Someone call Don King, because the gloves are coming off in the wireless price fight.
AT&T has cut the price of its 2GB Mobile Share Value plan by $15 to $65 a month, the carrier announced this weekend. That price is for customers with one phone line using the 4G LTE network and includes 2GB of data, plus unlimited talk and text in the U.S.
The deal also includes unlimited international messaging from the U.S. to select countries with no annual service contract, AT&T said.
"Mobile Share Value plan customers can bring their own device or purchase a phone at full retail price," AT&T said.
AT&T's latest one-two punch was timed just two days after one of its rivals, T-Mobile, increased its prices for unlimited 4G LTE access by $10 to $80.
T-Mobile's price increase was folded into an announcement it made Friday about new wireless options. T-Mobile also offers free talk and text within the U.S. and to select countries, with no annual contract.
And T-Mobile's deal also offers unlimited data use -- a point the company trumpeted in a press release Friday.
Data caps are "just this side of extortion," said John Legere, president and CEO of T-Mobile. "It's like getting your data from the neighborhood loan shark and paying 100% interest when the bill comes due. It's the classic shakedown," he said.
For its part, AT&T pointed to its cost savings. "We're delivering more savings for customers across the board," said AT&T Mobility chief marketing officer David Christopher, who touted the company's service as "the nation's most reliable 4G LTE network."
The fight to win over customers has been intensifying over the past year with AT&T, the No. 2 wireless carrier behind Verizon Wireless, under direct assault from T-Mobile, the No. 3 carrier.
In January, AT&T and T-Mobile introduced dueling offers aimed at poaching each other's customers.
T-Mobile's CEO, a former AT&T exec, even crashed AT&T's party at the big CES electronics conference earlier this year.
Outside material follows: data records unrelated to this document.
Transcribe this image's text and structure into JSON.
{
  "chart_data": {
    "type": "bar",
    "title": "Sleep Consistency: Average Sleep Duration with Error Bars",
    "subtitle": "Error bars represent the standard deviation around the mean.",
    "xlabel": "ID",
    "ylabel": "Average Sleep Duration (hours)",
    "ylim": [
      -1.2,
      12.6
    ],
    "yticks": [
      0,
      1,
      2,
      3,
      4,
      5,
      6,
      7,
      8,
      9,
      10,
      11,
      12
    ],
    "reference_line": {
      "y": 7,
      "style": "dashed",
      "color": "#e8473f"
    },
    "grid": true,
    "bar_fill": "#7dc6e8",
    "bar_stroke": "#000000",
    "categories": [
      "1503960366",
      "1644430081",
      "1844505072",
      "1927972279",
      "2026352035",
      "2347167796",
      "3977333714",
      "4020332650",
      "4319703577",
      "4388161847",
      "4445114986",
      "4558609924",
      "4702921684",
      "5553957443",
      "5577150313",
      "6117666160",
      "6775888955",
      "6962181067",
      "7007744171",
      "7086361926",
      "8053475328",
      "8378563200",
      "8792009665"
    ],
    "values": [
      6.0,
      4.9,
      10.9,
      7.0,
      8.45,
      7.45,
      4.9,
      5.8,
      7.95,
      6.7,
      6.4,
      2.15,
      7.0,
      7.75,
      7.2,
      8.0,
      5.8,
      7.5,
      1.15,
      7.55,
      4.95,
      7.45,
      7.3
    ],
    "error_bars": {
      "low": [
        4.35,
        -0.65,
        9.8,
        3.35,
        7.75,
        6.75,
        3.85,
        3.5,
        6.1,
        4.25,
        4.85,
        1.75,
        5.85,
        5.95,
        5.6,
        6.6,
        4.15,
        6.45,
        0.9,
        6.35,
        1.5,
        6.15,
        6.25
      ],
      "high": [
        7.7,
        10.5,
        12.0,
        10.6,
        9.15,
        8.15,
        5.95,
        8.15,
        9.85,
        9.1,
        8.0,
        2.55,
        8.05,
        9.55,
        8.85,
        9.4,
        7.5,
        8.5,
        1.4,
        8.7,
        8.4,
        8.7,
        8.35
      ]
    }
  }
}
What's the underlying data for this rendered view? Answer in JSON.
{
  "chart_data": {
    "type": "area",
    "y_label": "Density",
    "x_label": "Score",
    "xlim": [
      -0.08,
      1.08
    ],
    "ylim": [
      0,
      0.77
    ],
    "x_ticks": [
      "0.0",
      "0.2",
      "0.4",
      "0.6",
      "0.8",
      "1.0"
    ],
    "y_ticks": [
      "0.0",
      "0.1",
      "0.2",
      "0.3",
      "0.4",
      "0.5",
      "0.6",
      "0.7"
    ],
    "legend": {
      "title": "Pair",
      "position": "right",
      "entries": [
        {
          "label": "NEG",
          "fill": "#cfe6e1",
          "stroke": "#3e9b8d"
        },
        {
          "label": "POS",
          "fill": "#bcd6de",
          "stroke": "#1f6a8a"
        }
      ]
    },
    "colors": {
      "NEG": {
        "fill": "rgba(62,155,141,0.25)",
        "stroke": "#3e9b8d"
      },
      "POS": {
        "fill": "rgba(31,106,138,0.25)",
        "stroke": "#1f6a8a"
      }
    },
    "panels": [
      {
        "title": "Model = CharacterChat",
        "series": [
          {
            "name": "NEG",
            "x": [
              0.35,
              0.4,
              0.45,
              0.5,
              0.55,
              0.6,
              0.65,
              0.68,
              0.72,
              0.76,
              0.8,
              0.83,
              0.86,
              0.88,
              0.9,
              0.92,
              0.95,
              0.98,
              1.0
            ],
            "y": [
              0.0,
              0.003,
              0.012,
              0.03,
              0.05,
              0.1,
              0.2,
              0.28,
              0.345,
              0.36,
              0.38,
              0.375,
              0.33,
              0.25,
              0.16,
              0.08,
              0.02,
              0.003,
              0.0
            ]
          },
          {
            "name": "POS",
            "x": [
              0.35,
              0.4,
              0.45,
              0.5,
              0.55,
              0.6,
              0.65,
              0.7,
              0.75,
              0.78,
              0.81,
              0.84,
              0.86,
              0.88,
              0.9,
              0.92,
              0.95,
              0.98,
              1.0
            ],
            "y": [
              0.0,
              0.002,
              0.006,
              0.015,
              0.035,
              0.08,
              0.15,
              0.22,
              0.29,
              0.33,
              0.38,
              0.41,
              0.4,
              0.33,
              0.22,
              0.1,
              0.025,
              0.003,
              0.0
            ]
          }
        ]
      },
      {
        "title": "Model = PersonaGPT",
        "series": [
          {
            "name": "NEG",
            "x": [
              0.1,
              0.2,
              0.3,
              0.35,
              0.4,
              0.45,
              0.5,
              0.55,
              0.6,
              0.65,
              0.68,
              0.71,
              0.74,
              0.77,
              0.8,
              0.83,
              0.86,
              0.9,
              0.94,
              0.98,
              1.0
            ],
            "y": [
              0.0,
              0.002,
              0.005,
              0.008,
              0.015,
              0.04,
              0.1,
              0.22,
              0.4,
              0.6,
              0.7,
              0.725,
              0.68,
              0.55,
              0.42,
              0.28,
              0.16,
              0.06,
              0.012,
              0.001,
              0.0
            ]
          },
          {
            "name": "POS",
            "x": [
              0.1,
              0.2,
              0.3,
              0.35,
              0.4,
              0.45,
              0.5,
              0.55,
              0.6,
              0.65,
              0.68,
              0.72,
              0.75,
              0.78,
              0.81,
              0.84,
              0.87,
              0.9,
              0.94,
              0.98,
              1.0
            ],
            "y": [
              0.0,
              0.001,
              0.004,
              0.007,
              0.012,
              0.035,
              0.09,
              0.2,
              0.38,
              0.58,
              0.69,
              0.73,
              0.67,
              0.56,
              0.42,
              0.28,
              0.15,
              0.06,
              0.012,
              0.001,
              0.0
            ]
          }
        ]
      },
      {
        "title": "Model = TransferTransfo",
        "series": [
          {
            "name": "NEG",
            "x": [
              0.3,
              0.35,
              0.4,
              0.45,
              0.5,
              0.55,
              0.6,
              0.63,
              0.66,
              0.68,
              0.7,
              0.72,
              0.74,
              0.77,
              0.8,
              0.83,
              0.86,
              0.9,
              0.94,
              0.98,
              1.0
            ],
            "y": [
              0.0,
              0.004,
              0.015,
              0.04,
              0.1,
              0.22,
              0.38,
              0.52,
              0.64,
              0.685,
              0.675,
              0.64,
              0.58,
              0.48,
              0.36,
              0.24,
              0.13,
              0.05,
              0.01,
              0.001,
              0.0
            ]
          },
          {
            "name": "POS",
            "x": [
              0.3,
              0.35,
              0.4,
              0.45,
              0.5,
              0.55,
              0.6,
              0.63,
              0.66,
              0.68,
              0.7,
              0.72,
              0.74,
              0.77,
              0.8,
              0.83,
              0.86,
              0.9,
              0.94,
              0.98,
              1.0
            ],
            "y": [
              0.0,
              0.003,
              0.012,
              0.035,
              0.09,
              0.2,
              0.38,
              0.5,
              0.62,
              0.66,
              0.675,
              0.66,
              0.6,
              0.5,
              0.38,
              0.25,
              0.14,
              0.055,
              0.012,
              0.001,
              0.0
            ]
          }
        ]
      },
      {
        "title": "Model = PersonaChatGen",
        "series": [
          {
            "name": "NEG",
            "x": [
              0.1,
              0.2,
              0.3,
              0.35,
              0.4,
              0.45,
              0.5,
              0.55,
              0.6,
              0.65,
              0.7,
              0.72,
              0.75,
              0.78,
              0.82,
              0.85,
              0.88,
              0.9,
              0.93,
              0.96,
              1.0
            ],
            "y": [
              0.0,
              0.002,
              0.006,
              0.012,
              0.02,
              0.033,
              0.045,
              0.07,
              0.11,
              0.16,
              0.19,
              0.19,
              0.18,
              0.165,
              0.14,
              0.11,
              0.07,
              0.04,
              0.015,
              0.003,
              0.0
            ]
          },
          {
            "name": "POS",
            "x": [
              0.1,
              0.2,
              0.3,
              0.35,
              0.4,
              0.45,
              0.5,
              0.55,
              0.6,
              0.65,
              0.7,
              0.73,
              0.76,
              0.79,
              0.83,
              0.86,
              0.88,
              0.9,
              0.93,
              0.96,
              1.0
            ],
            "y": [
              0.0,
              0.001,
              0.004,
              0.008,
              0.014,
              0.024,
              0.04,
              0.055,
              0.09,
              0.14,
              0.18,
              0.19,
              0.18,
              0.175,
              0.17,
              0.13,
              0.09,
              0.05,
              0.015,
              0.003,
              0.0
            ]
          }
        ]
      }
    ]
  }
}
He got kicked out by security.
In February, AT&T announced price cuts for family plans and, in an apparent effort to keep customers from jumping to other carriers, offered discounts to current customers who renew, plus a one-time $100 credit toward their bill for each new line registered with AT&T.
T-Mobile added 4.4 million customers in 2013 -- its biggest growth in eight years, bringing its total customer base to nearly 47 million people.